Probably the most popular comparable live events right now are the TED talks, which do serve a valuable purpose.  Sadly, they also tend toward the ‘Gee-Whiz‘ and the ‘Shiny New Buzzword‘ in their contents.  Mobilized really wants to focus on the proven, the existing, and the hidden.  There are already, all over, groups doing wonderful work, but too many of them are laboring in obscurity.

So, how do we do that?  Well to begin with, we’re not trying to be a technology startup.  There is no secret sauce, no fancy algorithm at work here.  Almost all the underlying code behind Mobilized is made with off-the-shelf parts, such as WordPress.  There is zero reason to re-invent the wheel, and frankly the notion that one must do so has tripped up several earlier attempts at building a successful progressive community.  We take the approach of using the tools at hand to build our house.

Secondly, we are going into the future with an eye firmly on the past.  And that leads us to the point of this essay, a look at how America became America.  We can take many lessons from the past.  One of our best ideas as a nation was the Chautauqua movement.   It had it’s heyday from the 1870’s right up until the beginning of World War II.  In part, it helped spawn a Lyceum movement, the Vaudeville traditions in the theater world; and had an effect on the earliest days of the motion-picture industry.  Here’s why it was so popular: the average person, anywhere in the land, could go to a Chautauqua when it came to their town, and engage in spirited discussion with the brightest minds of the day.  It was direct, person-to-person, and offered a mix of local and national ideas and people; presented on a rotating basis.  So ideas could be hashed out and spread rapidly.  And they did.  In no small part due to these two movements, the Robber Barons of the Gilded Age were defeated.  The Great Depression was tackled too, and along the way no less than Susan B. Anthony, Teddy Roosevelt and Mark Twain became huge fans.  No part of society could, or wanted to, ignore the notion that average people could teach other average people.

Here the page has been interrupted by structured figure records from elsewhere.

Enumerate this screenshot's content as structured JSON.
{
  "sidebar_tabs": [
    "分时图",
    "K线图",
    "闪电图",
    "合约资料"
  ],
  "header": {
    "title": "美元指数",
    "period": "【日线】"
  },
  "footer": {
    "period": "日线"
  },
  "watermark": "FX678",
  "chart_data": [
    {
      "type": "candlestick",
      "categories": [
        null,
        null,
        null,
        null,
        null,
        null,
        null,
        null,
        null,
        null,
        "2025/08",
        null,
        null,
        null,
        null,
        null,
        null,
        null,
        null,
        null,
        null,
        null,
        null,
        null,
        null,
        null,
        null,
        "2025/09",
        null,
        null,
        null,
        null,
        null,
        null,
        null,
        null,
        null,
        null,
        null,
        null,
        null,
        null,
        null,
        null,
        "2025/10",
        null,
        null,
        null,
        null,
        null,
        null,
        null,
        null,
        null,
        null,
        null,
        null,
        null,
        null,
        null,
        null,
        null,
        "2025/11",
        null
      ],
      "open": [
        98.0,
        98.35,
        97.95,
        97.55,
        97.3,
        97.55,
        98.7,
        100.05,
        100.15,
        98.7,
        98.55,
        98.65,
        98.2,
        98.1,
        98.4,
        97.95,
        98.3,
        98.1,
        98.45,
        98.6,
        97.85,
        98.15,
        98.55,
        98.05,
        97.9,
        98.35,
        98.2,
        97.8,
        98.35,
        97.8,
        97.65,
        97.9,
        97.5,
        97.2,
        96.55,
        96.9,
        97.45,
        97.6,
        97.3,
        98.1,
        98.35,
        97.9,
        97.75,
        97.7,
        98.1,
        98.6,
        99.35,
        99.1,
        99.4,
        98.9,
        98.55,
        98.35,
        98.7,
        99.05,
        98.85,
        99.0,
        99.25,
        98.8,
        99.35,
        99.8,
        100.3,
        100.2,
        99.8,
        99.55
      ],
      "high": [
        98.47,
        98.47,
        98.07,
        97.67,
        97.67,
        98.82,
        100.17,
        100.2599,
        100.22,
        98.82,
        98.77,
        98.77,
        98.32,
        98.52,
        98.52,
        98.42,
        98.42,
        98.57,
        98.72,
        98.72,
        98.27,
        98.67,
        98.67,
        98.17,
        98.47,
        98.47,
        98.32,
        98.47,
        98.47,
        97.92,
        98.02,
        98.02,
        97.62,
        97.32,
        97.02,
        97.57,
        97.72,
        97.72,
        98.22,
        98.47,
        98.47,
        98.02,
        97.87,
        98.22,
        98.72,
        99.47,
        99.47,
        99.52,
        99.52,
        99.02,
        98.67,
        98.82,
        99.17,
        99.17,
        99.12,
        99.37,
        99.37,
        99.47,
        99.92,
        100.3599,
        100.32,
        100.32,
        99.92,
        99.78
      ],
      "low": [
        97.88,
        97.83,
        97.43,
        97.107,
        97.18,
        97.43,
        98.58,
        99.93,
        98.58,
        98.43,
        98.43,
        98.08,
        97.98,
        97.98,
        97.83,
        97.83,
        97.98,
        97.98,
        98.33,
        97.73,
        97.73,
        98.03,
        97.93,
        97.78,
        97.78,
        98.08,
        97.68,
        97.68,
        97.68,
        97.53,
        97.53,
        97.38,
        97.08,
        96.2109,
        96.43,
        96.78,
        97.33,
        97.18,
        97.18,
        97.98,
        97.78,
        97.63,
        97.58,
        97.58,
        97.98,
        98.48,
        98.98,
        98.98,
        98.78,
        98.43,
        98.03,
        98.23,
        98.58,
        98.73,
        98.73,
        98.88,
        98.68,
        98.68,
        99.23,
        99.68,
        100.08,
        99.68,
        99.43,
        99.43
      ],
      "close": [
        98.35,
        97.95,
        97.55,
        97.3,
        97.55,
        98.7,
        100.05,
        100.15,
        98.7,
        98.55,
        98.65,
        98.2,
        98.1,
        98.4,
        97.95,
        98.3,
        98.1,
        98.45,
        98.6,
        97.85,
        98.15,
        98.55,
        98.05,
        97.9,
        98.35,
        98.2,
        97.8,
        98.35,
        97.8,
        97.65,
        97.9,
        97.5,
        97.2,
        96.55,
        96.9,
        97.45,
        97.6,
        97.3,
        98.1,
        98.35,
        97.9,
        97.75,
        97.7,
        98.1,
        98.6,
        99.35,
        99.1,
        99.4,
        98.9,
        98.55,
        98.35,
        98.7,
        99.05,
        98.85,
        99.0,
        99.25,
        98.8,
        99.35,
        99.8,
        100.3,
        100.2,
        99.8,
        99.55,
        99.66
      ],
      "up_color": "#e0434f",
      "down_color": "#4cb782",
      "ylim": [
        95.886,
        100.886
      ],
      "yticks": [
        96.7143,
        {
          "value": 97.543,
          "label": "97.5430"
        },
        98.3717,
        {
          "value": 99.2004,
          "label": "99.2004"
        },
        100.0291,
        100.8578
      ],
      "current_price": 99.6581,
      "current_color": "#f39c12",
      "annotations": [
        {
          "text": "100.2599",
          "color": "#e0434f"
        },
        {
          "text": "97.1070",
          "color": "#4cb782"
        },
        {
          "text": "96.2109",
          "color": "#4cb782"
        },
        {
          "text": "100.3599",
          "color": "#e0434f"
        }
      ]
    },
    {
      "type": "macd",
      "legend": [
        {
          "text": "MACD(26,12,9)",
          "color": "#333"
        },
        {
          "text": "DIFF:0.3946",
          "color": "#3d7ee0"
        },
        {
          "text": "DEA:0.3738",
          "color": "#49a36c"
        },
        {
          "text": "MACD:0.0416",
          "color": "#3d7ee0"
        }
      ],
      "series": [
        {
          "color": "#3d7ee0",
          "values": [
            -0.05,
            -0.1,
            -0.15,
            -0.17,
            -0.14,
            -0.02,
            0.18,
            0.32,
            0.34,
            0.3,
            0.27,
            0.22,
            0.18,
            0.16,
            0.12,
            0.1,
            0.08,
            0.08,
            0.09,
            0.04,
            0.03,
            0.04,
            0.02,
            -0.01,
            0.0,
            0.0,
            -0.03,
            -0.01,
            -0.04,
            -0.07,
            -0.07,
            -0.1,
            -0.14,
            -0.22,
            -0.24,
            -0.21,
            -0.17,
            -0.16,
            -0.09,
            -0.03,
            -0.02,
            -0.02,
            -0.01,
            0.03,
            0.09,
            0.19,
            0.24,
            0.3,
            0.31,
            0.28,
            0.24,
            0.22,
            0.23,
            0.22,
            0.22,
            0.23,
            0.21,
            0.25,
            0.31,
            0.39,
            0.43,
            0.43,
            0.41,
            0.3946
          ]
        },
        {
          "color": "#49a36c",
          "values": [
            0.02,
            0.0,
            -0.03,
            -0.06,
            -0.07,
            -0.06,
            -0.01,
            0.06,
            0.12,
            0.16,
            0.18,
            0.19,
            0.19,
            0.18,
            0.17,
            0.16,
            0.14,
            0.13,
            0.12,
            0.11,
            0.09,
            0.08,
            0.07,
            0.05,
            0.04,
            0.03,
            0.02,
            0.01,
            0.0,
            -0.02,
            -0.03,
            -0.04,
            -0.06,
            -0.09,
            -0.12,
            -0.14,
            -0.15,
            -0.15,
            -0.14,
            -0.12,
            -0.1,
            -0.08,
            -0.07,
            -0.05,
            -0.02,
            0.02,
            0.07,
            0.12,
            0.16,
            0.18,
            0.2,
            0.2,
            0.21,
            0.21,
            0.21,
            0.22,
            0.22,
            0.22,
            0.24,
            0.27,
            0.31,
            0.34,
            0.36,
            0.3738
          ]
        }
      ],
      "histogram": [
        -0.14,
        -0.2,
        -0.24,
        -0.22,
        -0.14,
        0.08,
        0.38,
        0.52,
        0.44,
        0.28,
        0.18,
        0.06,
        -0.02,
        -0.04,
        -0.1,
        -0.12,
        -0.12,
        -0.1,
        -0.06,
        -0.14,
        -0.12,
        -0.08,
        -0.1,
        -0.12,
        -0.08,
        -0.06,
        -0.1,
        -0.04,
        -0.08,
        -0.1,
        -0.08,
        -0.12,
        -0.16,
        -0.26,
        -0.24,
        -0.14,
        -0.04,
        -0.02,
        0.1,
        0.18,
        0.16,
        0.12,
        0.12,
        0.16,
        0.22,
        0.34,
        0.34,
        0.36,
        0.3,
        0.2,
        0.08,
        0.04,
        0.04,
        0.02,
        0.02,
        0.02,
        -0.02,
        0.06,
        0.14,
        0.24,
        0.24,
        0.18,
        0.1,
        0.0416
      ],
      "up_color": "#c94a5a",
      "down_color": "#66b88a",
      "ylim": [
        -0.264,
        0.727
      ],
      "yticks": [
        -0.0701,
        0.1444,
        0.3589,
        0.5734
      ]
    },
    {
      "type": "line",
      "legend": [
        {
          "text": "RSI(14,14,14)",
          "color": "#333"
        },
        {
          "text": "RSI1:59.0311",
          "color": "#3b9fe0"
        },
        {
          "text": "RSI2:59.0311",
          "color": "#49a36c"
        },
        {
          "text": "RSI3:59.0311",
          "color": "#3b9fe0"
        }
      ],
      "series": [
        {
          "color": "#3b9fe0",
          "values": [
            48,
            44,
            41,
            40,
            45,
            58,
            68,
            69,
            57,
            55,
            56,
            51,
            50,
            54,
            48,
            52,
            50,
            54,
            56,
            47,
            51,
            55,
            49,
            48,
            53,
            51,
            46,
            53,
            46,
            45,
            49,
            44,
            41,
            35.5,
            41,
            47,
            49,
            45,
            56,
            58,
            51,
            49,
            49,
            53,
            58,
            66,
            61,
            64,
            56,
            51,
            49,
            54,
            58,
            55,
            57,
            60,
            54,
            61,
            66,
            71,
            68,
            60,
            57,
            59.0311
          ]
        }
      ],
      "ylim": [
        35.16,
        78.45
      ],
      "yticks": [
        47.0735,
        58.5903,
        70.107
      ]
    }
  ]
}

Mobilized aims to help bring that back into common understanding.  In the present era, there may well be a place for tents and lecturers setting up in farmer’s fields.  There certainly is a crying need for an educational platform that is accessible to the masses.  And now, there exist enough robust tools for us to re-create the ethos of a Chautauqua on the internet.

We, the people, when it really mattered and the stakes were high, collectively taught ourselves how to better ourselves.  Now, in every corner of the world, the stakes are once again pretty high.  It is time for a new Chautauqua movement, and this one will be truly global.  So step right up, come on inside our virtual tent.  Welcome to the show.